As an aside, remember that fMRI research that attempts to localize brain regions based on activity needs to be taken with a grain of salt. Unless there were adequate internal replications, such data may not be reliable. But that aside, let’s look at what this study found.

As predicted, subjects that were asked to imagine something had a similar pattern of brain activity to the neural networks, compared to brain activity while viewing the same thing. During imagination, the primary visual cortex lit up more diffusely and with less detail. When viewing an image less of the primary visual cortex lit up, but a voxel by voxel analysis showed greater detail. In short, on a neurological level, our imaginations appear to be fuzzy, and this matched what was seen in neural networks designed to process visual images.

If this result holds up in future research and replications, it will provide a neurological basis for the psychological research showing the limits of human memory and imagination. These two approaches are producing the same answer – we imagine in broad brush-strokes without technical detail or accuracy. This study also adds the further detail that this fuzziness occurs a the level of the primary visual cortex – what we actually see.

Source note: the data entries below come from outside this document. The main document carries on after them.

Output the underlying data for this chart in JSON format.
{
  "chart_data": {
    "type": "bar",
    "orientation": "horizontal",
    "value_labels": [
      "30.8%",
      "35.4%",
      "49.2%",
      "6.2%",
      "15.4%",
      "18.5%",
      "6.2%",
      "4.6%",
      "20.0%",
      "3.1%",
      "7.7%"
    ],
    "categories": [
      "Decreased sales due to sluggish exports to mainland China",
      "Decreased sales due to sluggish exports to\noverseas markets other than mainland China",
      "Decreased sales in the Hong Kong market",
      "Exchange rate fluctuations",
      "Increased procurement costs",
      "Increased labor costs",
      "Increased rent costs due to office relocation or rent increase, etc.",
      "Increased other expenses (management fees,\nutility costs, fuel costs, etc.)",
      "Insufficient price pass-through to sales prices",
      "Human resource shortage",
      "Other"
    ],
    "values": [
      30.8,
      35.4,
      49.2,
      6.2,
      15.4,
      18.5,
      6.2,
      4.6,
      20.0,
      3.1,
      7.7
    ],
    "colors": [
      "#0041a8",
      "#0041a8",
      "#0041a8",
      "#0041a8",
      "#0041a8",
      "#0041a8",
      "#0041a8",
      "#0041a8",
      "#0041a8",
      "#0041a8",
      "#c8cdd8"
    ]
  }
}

Remember the relationship between the primary visual cortex and higher cortical areas. These secondary visual areas provide context and meaning to what we see. But the direction of communication runs both ways – once our higher visual cortical areas match what we are seeing with a specific item from memory, such as a bicycle, it sends that information back down to the primary visual cortex and essentially tells it to make the image look more like a bicycle. The final experience represents an interplay between these layers. The result is a visual fiction, but one that allows us to interact with and make sense of the world around us. But apparently this does not require a lot of detail or technical accuracy.

When we imagine we are still forming an image with our visual cortex, but the input is not coming from the retina. Rather it is coming from a combination of our memory and the creative parts of our brain, and the input these areas provide to the primary visual cortex is more diffuse and less detailed than information coming from the retina.

I also find it interesting that we have such little awareness of all this. Most people not only could not accurately draw a bicycle, they massively overestimated their ability to do so. They were simply not aware of the fact that their memory of a bicycle was fuzzy and lacked detail.

However, it also seems that our brains can function in different “modes” related to attention. We can consciously direct our attention, and this includes directing our attention to details (something we may not do by default). The ability to attend to detail is also dependent on our knowledge base (essentially our internal model of reality). To circle back to my bird analogy – when I looked at birds with my pre-birder mental eyes, I saw a little brown bird, or a little black bird, and maybe recognized a few distinct and common birds like blue jays and cardinals. But I could not reproduce even a cardinal from memory in any technical detail. Try it. Did you notice or remember that cardinals have black faces? Can you imagine the precise shape of their beak?

After I learned how to recognize birds, then I had the ability to notice and attend to certain details, such as the size and shape of the beak, specific coloring patterns, the size of the tail feathers, and even the pattern of its wing flaps during flight.

The same is true for any area of knowledge. The more you know, the more you see. Artists in particular look at the world with an artist’s eyes, seeing details that would be necessary to reproduce something they see. They have to pay attention to ratios and relative sizes, as well as subtleties of color that non-artists may just gloss over. Meanwhile, engineers notice details in technology that others might not even see exists.

Probably the next time you look at a bike or a picture of a bike, you will look at the detail, and not just the gestalt, and maybe even try to commit those details to memory. Then when you try to imagine a bike it will be more accurate. Perhaps further research will look at the difference in brain activity between these two states – someone with detailed memory and someone without.